While insurers are ready to play, there are some challenges ahead, including a lack of awareness among Myanmar people of the importance and benefits of life insurance and limited talent pool. These could prove especially tough in the life insurance segment. According to a survey conducted last year by IKBZ, 33 percent of 1,000 respondents said that insurance is too complicated while 17 percent said they had no one to advise them.
Unlike other insurance products, life insurance tends to be long-term in nature.
“The longer the contract is, the more complicated the terms are. So it is challenging for people to understand the terms and how life insurance will work. For that, we need [agents],” Mr. Son said.
Around 10 life insurance products are allowed in Myanmar.
“We as a foreign insurer are allowed to sell all of them,” he said. “but while the products are there, people are not always ready to buy them due to a lack of product awareness..”
To help people understand more about insurance and how important it is, insurers need to recruit more insurance agents who act as valued advisors. An estimated 2,500 agents are in the market, but most of them are inactive. Mr. Son believes the reason is currently selling insurance does not earn them enough to make a living given the low sales volume.
“We need to do something to help them to make a good living. This is about providing excellent training and coaching with a clear career path. After that we will be able to attract more people to participate in this industry. Why do we need individuals? Because life insurance is about people and people’s lives. Plus, it’s long term,” he said. Without more agents, life insurance will not go anywhere.”
To address the talent shortage, Chubb has been hosting seminars for prospective agents. To their surprise, the first seminar drew around 500 people, double the maximum number they had anticipated. The second seminar attracted even more people. The company has also received over 600 applications from prospective agents and plans to do more to raise awareness.
To Mr. Son, the Myanmar market shares a lot of similarities with the market in Vietnam over 15 years ago, when he first joined Chubb Life’s operation there. He was one of the first recruits when Chubb Life entered the Vietnamese market.
“Bringing with me the experiences and knowledge I learned throughout the progress of building the company from the green field, I believe that with the right team I’ll do the same [for the Myanmar operation],” he said.
Armed with all the lessons from other developing markets, he believes that “together, we can accelerate the growth even faster in Myanmar compared to what we observed in neighboring markets.”
While no two markets are the same, experts often compare Myanmar’s insurance market to Vietnam’s. Myanmar’s time frame for opening up its market to private players – 2013-2030 – is also often compared to that of Vietnam’s progress from 1995 to 2012. Myanmar has a large working-age population – 76 percent of 54 million people – while Vietnam’s youth population accounts for over half of its 95.54 million people.
“It may be better [here] than what I experienced in Vietnam, because here all the foreign life insurances, including us, try to bring the best and apply all that we have learned and shy away from repeating the mistakes we made elsewhere. Everyone has lessons they’ve learnt,” Mr. Son said.

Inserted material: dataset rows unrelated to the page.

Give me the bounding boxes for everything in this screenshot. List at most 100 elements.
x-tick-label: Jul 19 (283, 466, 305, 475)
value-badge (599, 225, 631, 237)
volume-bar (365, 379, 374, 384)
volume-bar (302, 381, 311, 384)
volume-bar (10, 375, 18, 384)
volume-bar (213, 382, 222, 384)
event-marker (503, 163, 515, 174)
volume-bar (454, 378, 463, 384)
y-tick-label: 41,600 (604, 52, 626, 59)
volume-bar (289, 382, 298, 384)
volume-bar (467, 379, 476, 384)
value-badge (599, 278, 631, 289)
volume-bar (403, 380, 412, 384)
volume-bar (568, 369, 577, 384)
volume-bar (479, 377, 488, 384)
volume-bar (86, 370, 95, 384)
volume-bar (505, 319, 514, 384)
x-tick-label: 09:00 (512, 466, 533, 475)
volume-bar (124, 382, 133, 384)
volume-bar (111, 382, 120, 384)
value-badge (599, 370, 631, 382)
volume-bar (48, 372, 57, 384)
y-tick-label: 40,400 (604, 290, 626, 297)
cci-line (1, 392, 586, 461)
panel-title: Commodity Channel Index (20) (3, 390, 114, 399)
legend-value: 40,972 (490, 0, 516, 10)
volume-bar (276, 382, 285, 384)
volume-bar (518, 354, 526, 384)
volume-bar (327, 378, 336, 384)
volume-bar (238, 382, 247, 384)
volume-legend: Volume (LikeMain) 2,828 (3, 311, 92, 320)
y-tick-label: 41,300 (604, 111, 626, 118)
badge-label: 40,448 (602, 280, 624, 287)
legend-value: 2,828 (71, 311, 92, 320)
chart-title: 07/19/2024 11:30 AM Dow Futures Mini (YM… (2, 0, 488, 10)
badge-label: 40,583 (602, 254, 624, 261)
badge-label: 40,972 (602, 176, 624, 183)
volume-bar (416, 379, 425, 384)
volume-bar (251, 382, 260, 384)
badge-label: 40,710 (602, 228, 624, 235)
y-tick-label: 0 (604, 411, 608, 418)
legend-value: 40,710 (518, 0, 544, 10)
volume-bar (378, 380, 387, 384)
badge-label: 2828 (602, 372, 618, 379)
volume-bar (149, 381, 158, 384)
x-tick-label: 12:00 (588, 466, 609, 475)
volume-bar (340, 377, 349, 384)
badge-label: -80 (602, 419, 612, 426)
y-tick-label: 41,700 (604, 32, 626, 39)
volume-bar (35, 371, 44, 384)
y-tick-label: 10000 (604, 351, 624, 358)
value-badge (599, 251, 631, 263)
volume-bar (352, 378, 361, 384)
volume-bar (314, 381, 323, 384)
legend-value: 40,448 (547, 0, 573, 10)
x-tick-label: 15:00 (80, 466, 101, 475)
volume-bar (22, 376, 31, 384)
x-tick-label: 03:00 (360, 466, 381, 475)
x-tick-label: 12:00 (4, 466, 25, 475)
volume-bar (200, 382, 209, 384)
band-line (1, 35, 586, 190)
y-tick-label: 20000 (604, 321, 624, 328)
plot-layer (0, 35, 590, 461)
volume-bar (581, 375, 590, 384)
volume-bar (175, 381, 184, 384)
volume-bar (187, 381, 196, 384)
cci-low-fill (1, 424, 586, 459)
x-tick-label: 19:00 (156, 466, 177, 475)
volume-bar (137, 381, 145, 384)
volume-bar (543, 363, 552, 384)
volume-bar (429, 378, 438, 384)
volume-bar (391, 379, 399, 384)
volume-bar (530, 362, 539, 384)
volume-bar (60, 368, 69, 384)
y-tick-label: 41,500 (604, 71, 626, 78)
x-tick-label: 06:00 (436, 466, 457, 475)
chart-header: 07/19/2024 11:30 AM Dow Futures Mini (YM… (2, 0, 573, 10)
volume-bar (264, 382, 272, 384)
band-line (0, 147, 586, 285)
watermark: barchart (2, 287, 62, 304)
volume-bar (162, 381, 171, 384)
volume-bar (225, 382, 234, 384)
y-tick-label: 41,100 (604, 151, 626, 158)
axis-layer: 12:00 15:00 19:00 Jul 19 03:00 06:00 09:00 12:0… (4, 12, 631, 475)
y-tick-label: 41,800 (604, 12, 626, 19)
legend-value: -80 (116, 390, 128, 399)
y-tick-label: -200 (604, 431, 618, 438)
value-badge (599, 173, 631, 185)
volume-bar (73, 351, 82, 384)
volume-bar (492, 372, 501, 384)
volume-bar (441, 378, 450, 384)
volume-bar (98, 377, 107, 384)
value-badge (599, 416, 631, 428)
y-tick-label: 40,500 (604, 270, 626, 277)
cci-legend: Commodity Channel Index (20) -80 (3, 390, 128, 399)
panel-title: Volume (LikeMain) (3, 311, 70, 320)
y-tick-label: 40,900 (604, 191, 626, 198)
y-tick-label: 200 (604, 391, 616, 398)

Chubb Life first opened its representative office in Myanmar in 2013 to learn the market, culture and the way people live in order to use that knowledge to design customized products. When asked how Chubb is different from the competition in a market with five foreign players, Mr. Son replied:
“What we are focusing on is the quality of the service. We are not running after the market share. We are not running after the volume of sales. We are after earning the trust of the customers.”